For many prosecutors and criminal practitioners, these changes should not be new or come as a surprise to many. Out of an abundance of caution and as a best practice, many lawyers do not include personally identifiable information of victims, witnesses, and suspects already in court filings. If we must include such information, we redact it. However, one of the most significant changes you will see starting July 1 is in the charging documents and probable cause statements in many jurisdictions throughout the state. To be hypervigilant, many prosecuting attorney offices will begin removing identifiers, replacing names with initials, and using pseudonyms such as “VICTIM 1” to protect witnesses and victims from public identification when expanded public access goes live.

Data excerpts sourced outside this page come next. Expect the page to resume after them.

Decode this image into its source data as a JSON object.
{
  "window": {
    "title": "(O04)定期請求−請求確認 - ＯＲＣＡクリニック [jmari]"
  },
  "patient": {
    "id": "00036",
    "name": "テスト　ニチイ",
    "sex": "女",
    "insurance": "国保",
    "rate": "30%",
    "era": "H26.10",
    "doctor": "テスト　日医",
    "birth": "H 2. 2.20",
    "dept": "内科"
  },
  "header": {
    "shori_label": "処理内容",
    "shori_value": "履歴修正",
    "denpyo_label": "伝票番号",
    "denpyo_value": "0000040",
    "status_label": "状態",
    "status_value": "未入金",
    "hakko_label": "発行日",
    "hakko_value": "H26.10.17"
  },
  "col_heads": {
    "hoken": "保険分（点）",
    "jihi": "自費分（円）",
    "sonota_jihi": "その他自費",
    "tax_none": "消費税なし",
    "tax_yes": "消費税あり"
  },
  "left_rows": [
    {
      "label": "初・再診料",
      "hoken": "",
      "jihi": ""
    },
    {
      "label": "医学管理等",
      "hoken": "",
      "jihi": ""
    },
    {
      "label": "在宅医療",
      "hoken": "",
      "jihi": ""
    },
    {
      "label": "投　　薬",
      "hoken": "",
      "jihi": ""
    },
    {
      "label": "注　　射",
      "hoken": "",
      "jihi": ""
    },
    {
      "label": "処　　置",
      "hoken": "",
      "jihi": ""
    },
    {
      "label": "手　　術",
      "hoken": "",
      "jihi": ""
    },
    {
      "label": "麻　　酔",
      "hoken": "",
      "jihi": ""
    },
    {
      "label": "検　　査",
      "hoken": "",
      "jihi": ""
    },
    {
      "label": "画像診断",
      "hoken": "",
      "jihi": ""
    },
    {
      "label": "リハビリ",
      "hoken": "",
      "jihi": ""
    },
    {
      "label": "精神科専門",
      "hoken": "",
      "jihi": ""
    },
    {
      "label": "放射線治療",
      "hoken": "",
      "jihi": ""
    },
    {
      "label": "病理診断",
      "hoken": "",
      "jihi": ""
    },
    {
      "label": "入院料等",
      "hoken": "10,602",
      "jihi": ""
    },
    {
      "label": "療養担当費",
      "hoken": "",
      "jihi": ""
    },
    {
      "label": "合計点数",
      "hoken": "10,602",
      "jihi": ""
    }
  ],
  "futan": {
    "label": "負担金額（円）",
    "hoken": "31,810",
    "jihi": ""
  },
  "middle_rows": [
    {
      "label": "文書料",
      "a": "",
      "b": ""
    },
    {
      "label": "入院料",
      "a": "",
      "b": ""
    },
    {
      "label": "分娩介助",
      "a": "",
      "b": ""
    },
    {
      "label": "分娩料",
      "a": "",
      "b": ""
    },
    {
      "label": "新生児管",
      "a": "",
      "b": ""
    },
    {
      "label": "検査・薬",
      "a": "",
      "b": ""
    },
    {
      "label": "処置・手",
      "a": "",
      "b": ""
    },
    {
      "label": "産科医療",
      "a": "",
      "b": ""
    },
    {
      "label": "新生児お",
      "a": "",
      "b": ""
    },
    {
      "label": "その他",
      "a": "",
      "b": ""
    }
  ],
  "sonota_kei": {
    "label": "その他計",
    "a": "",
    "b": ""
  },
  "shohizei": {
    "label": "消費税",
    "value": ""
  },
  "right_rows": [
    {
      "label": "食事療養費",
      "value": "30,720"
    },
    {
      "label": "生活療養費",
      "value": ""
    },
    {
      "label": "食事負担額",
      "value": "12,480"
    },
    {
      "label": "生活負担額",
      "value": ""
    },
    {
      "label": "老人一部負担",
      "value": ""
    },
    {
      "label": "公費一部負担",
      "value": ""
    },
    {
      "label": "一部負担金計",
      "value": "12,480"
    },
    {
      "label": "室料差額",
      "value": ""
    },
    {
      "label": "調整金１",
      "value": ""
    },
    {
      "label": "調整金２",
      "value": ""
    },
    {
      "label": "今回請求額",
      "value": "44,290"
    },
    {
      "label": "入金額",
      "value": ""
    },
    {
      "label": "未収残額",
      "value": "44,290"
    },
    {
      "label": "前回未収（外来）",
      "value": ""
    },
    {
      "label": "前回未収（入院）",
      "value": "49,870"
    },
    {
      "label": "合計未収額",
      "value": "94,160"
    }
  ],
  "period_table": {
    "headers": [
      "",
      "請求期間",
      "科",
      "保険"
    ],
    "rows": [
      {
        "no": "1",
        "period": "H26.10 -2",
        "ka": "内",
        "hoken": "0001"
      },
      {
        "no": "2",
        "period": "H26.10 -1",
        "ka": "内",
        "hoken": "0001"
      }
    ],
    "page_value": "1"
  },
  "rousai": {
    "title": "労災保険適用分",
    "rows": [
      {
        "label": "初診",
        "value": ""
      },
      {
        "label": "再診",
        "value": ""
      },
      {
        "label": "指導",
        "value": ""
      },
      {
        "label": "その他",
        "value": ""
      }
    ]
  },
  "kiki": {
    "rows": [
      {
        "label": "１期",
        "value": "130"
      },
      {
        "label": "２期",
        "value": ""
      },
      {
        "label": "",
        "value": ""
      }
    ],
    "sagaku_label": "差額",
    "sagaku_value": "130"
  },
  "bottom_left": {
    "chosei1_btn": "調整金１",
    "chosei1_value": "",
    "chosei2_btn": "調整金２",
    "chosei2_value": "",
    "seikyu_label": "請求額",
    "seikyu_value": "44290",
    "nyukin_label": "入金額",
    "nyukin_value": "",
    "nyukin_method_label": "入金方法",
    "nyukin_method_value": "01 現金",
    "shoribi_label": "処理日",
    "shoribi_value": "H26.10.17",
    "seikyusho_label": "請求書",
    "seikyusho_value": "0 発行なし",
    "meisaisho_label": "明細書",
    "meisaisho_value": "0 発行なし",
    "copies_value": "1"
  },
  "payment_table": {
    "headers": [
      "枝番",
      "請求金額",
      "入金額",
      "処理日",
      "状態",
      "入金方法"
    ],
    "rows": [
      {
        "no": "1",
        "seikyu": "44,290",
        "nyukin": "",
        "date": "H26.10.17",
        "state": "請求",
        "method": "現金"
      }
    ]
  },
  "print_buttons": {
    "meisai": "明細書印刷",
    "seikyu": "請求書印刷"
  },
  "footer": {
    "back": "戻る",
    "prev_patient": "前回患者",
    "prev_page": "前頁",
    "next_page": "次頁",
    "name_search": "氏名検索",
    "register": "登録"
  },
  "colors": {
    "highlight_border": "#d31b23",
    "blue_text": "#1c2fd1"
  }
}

Ultimately, all practitioners must take utmost care to protect confidential information through this heightened obligation towards redaction in filings. For many, the most significant change is that we will now be obligated when redacting information from a pleading to contemporaneously file a confidential redaction information filing sheet that has the unredacted version attached or sets out the information redacted. Basically, what this means is we need to be prepared to file two copies with the court – a redacted and unredacted copy of any pleading that contains redacted information.

If we work together, we can ensure the same ease of access lawyers have to the courts for the benefit of all, while protecting the confidential information of our cases, clients, suspects, and victims. This process might be challenging initially, and we encourage you to review the resources available to incorporate redaction into your practice. The Missouri Bar created the Remote Public Access and Redaction Resource Center, where you can find frequently asked questions, tutorial videos, continuing legal education opportunities, and more. Visit this page at MoBar.org/RemotePublicAccess.

In the end, with our hard work, this change can benefit the public good by providing meaningful open access to our courts.


1 The list of information requiring redaction includes (1) social security numbers, driver’s license numbers, state identification numbers, taxpayer identification numbers, and passport numbers; (2) financial institution account numbers, credit or debit card numbers, personal identification numbers, or passwords used to secure any such accounts or cards, names, addresses; (3) contact information of informants, victims, witnesses, and persons protected under orders of protection or restraining orders; (4) dates of birth; (5) names of individuals known to be minors; and (6) case numbers of confidential, expunged, or sealed records.